The plaintiffs are not arguing in favor of an open primary, Schwartz responded. Instead, the problem, he said, is the requirement that voters affiliate with a party by a certain deadline.
Judge Eames asked if the Legislature could adopt any sort of statute that would place restrictions on voters or elections. Yes, Schwartz responded, pointing to laws that determine, for example, when and where elections take place. Those laws are applied to voters equally, Schwartz added.
Later, Fenn pointed to Article 6, Section 13 — a part of the constitution the defendants highlighted in their own filings.
“The legislature shall pass laws to secure the purity of elections, and guard against abuses of the elective franchise,” it reads.

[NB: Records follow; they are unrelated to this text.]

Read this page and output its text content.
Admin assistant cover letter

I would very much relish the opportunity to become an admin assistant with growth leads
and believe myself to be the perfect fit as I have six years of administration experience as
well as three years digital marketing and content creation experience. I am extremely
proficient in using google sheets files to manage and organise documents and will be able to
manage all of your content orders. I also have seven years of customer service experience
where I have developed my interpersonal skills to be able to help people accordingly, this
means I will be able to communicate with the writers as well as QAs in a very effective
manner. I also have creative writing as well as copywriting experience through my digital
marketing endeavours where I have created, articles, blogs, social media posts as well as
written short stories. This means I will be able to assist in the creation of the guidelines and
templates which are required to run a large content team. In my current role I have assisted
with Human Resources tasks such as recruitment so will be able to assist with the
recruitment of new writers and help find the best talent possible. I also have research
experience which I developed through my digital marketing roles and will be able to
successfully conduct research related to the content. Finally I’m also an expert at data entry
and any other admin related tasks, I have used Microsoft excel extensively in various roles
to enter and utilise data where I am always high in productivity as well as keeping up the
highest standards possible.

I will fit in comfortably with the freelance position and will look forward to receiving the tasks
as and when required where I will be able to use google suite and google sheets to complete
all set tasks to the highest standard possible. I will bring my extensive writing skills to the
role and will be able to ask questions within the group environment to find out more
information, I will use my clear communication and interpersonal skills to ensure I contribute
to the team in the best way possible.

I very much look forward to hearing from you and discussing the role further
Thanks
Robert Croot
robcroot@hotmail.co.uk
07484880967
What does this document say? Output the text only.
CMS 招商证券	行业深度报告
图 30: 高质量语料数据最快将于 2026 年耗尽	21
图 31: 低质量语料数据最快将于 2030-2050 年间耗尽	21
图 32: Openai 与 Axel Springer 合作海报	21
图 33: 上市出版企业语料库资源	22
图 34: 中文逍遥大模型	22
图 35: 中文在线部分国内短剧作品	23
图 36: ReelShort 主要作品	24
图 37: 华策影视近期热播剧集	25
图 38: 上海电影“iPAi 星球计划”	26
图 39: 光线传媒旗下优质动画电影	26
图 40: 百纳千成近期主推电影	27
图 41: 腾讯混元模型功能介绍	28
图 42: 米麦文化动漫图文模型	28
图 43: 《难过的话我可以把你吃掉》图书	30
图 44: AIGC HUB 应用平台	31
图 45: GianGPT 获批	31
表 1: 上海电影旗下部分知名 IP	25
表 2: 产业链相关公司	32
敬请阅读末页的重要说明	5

That seems to define the role of the Legislature, Fenn said.

In his opening statements, Deputy Attorney General Mackenzie Williams told the court, “this case is not about voting rights.”
Voters are not entitled to select a nominee for a political party they are not a member of, Williams added.
Chief Justice Lynne J. Boomgaarden asked Williams, when does an infringement, specifically one that restricts party affiliation changes, “go too far?”
There is no case law in Wyoming, Williams said, but when looking at other jurisdictions, there is a point when it can go too far, such as one U.S. Supreme Court ruling that voided a 23-month-long restriction. Otherwise, Williams said, it’s not an easy question to answer where to draw the line.
“Wherever the line is,” Williams said, “we are on the correct side of it. “
Again, Boomgaarden returned to the question of infringement, arguing it’s less arbitrary than drawing a line. In response, Williams told the court every voter has the ability to cast a ballot in the general election.
The court will now take the arguments made during the hearing into consideration before publishing a written decision in the case.